= Ippei Shimamura =

Japanese anthropologist (born 1969)

Ippei Shimamura (島村 一平, Shimamura Ippei) is a Japanese anthropologist who is best known for his ethnographic work on shamanism and ethnic identity among Mongol Buryats, which has won multiple awards. Currently he is a Professor of Cultural Anthropology and Mongolian Studies in the National Museum of Ethnology (a.k.a. Minpaku) in Osaka. Working for 15 years in the School of Human Cultures at the University of Shiga Prefecture in Hikone, he joined the Minpaku on April 1, 2020. Between April 2004 and September 2005 he was a research fellow at the National Museum of Ethnology in Osaka, and between October 2011 and March 2012 he was a visiting scholar at Mongolia and Inner Asian Studies Unit in the Department of Social Anthropology at the University of Cambridge in the UK.
Shimamura originally studied law at Waseda University (1988-1993), but after visiting Mongolia with a film crew he decided to return to that country in 1995 and began his studies as an anthropologist. He completed a master's degree in Ethnology at the National University of Mongolia in Ulaanbaatar in 1998, being the first person from Japan to do so. Returning to Japan after living in Mongolia for 6 years, Shimamura achieved his Ph.D. in March 2004 at The Graduate University for Advanced Studies (SOKENDAI) in Hayama in Kanagawa Prefecture. His dissertation research was later published as a book, first in Japanese (in 2011) and later in English under the title The Roots Seekers: Shamanism and Ethnicity Among the Mongol Buryats (2014).

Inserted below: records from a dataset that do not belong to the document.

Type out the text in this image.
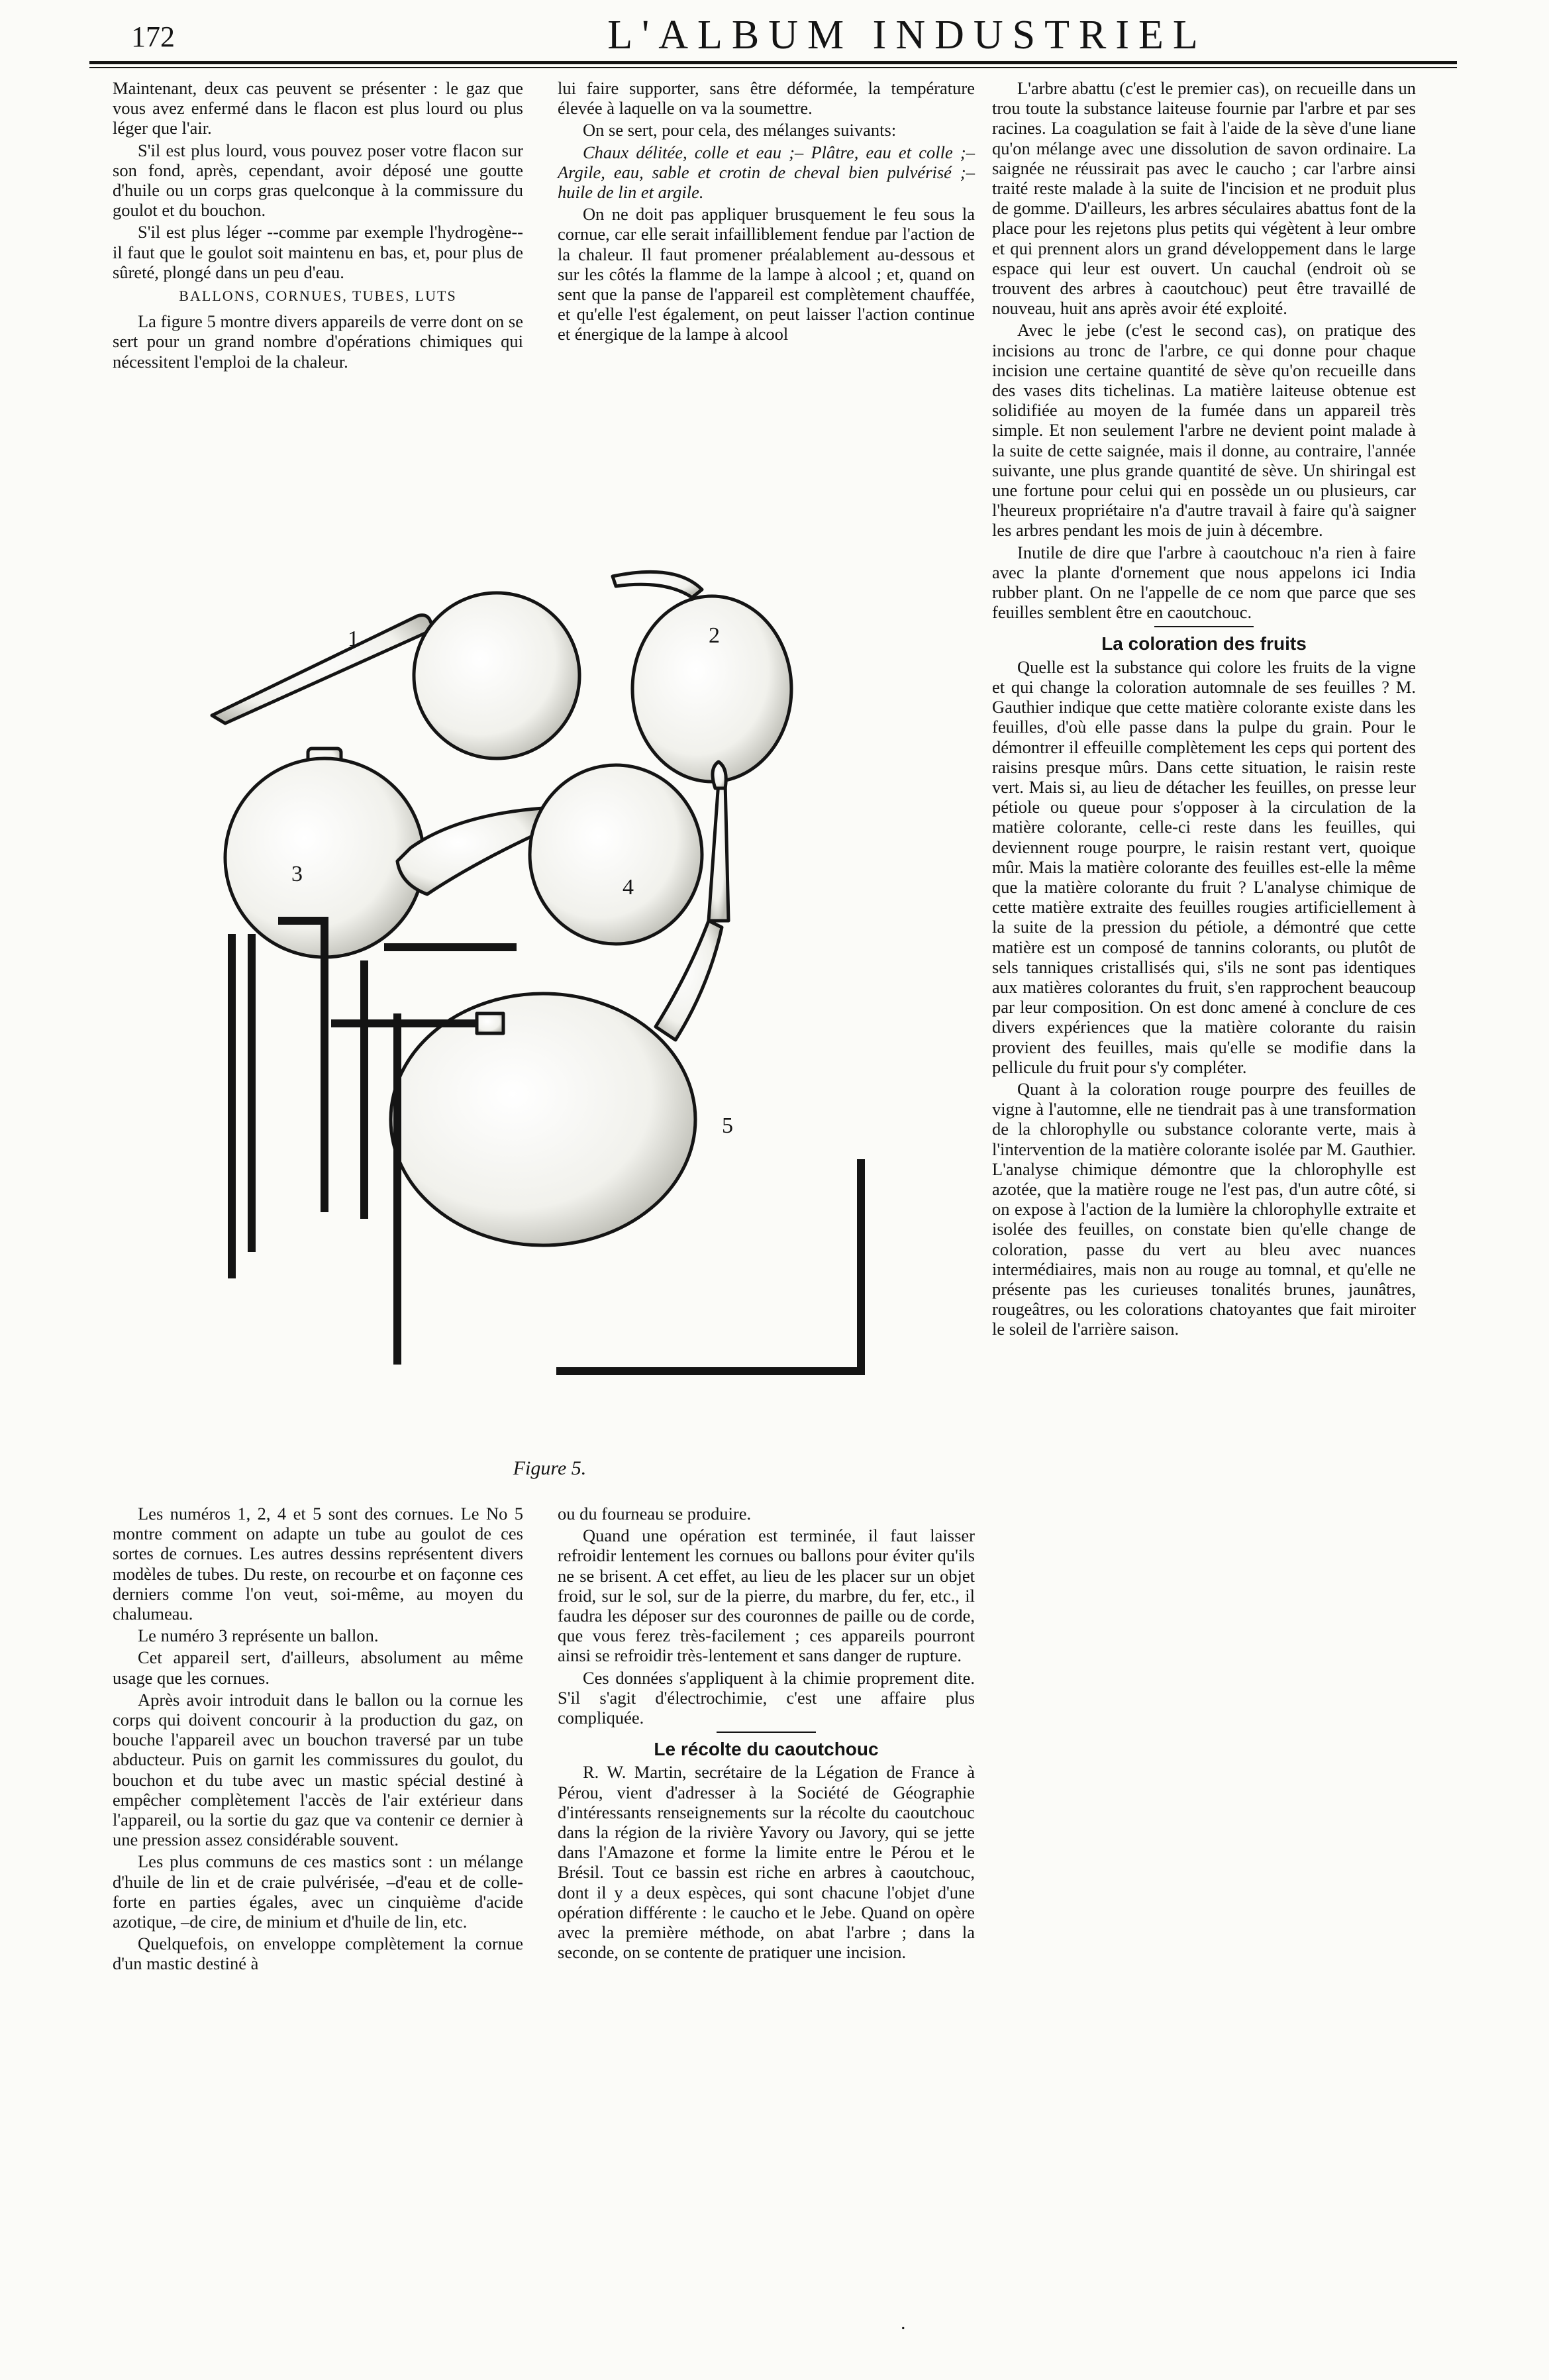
172	L'ALBUM INDUSTRIEL

Maintenant, deux cas peuvent se présenter : le gaz que vous avez enfermé dans le flacon est plus lourd ou plus léger que l'air.

S'il est plus lourd, vous pouvez poser votre flacon sur son fond, après, cependant, avoir déposé une goutte d'huile ou un corps gras quelconque à la commissure du goulot et du bouchon.

S'il est plus léger --comme par exemple l'hydrogène--il faut que le goulot soit maintenu en bas, et, pour plus de sûreté, plongé dans un peu d'eau.

BALLONS, CORNUES, TUBES, LUTS

La figure 5 montre divers appareils de verre dont on se sert pour un grand nombre d'opérations chimiques qui nécessitent l'emploi de la chaleur.

lui faire supporter, sans être déformée, la température élevée à laquelle on va la soumettre.

On se sert, pour cela, des mélanges suivants:

Chaux délitée, colle et eau ;– Plâtre, eau et colle ;– Argile, eau, sable et crotin de cheval bien pulvérisé ;– huile de lin et argile.

On ne doit pas appliquer brusquement le feu sous la cornue, car elle serait infailliblement fendue par l'action de la chaleur. Il faut promener préalablement au-dessous et sur les côtés la flamme de la lampe à alcool ; et, quand on sent que la panse de l'appareil est complètement chauffée, et qu'elle l'est également, on peut laisser l'action continue et énergique de la lampe à alcool

L'arbre abattu (c'est le premier cas), on recueille dans un trou toute la substance laiteuse fournie par l'arbre et par ses racines. La coagulation se fait à l'aide de la sève d'une liane qu'on mélange avec une dissolution de savon ordinaire. La saignée ne réussirait pas avec le caucho ; car l'arbre ainsi traité reste malade à la suite de l'incision et ne produit plus de gomme. D'ailleurs, les arbres séculaires abattus font de la place pour les rejetons plus petits qui végètent à leur ombre et qui prennent alors un grand développement dans le large espace qui leur est ouvert. Un cauchal (endroit où se trouvent des arbres à caoutchouc) peut être travaillé de nouveau, huit ans après avoir été exploité.

Avec le jebe (c'est le second cas), on pratique des incisions au tronc de l'arbre, ce qui donne pour chaque incision une certaine quantité de sève qu'on recueille dans des vases dits tichelinas. La matière laiteuse obtenue est solidifiée au moyen de la fumée dans un appareil très simple. Et non seulement l'arbre ne devient point malade à la suite de cette saignée, mais il donne, au contraire, l'année suivante, une plus grande quantité de sève. Un shiringal est une fortune pour celui qui en possède un ou plusieurs, car l'heureux propriétaire n'a d'autre travail à faire qu'à saigner les arbres pendant les mois de juin à décembre.

Inutile de dire que l'arbre à caoutchouc n'a rien à faire avec la plante d'ornement que nous appelons ici India rubber plant. On ne l'appelle de ce nom que parce que ses feuilles semblent être en caoutchouc.

La coloration des fruits

Quelle est la substance qui colore les fruits de la vigne et qui change la coloration automnale de ses feuilles ? M. Gauthier indique que cette matière colorante existe dans les feuilles, d'où elle passe dans la pulpe du grain. Pour le démontrer il effeuille complètement les ceps qui portent des raisins presque mûrs. Dans cette situation, le raisin reste vert. Mais si, au lieu de détacher les feuilles, on presse leur pétiole ou queue pour s'opposer à la circulation de la matière colorante, celle-ci reste dans les feuilles, qui deviennent rouge pourpre, le raisin restant vert, quoique mûr. Mais la matière colorante des feuilles est-elle la même que la matière colorante du fruit ? L'analyse chimique de cette matière extraite des feuilles rougies artificiellement à la suite de la pression du pétiole, a démontré que cette matière est un composé de tannins colorants, ou plutôt de sels tanniques cristallisés qui, s'ils ne sont pas identiques aux matières colorantes du fruit, s'en rapprochent beaucoup par leur composition. On est donc amené à conclure de ces divers expériences que la matière colorante du raisin provient des feuilles, mais qu'elle se modifie dans la pellicule du fruit pour s'y compléter.

Quant à la coloration rouge pourpre des feuilles de vigne à l'automne, elle ne tiendrait pas à une transformation de la chlorophylle ou substance colorante verte, mais à l'intervention de la matière colorante isolée par M. Gauthier. L'analyse chimique démontre que la chlorophylle est azotée, que la matière rouge ne l'est pas, d'un autre côté, si on expose à l'action de la lumière la chlorophylle extraite et isolée des feuilles, on constate bien qu'elle change de coloration, passe du vert au bleu avec nuances intermédiaires, mais non au rouge au tomnal, et qu'elle ne présente pas les curieuses tonalités brunes, jaunâtres, rougeâtres, ou les colorations chatoyantes que fait miroiter le soleil de l'arrière saison.

1	2
3
4
5
Figure 5.

Les numéros 1, 2, 4 et 5 sont des cornues. Le No 5 montre comment on adapte un tube au goulot de ces sortes de cornues. Les autres dessins représentent divers modèles de tubes. Du reste, on recourbe et on façonne ces derniers comme l'on veut, soi-même, au moyen du chalumeau.

Le numéro 3 représente un ballon.

Cet appareil sert, d'ailleurs, absolument au même usage que les cornues.

Après avoir introduit dans le ballon ou la cornue les corps qui doivent concourir à la production du gaz, on bouche l'appareil avec un bouchon traversé par un tube abducteur. Puis on garnit les commissures du goulot, du bouchon et du tube avec un mastic spécial destiné à empêcher complètement l'accès de l'air extérieur dans l'appareil, ou la sortie du gaz que va contenir ce dernier à une pression assez considérable souvent.

Les plus communs de ces mastics sont : un mélange d'huile de lin et de craie pulvérisée, –d'eau et de colle-forte en parties égales, avec un cinquième d'acide azotique, –de cire, de minium et d'huile de lin, etc.

Quelquefois, on enveloppe complètement la cornue d'un mastic destiné à

ou du fourneau se produire.

Quand une opération est terminée, il faut laisser refroidir lentement les cornues ou ballons pour éviter qu'ils ne se brisent. A cet effet, au lieu de les placer sur un objet froid, sur le sol, sur de la pierre, du marbre, du fer, etc., il faudra les déposer sur des couronnes de paille ou de corde, que vous ferez très-facilement ; ces appareils pourront ainsi se refroidir très-lentement et sans danger de rupture.

Ces données s'appliquent à la chimie proprement dite. S'il s'agit d'électrochimie, c'est une affaire plus compliquée.

Le récolte du caoutchouc

R. W. Martin, secrétaire de la Légation de France à Pérou, vient d'adresser à la Société de Géographie d'intéressants renseignements sur la récolte du caoutchouc dans la région de la rivière Yavory ou Javory, qui se jette dans l'Amazone et forme la limite entre le Pérou et le Brésil. Tout ce bassin est riche en arbres à caoutchouc, dont il y a deux espèces, qui sont chacune l'objet d'une opération différente : le caucho et le Jebe. Quand on opère avec la première méthode, on abat l'arbre ; dans la seconde, on se contente de pratiquer une incision.

.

Shimamura's book, and the ethnographic research it was based upon, has earned him four major national awards in Japan. In November 2013 he won the Japan Consortium for Area Studies (JCAS)Award. In February 2014 it was announced that he had won a JSPS Prize from the Japan Society for the Promotion of Science. In October 2014 he was also awarded with the Daido Life Encouragement Prize for Area Studies from the Daido Life Foundation. In April 2016 he received the SOKENDAI Scientist Award from his alma mater, the Graduate University for Advanced Studies.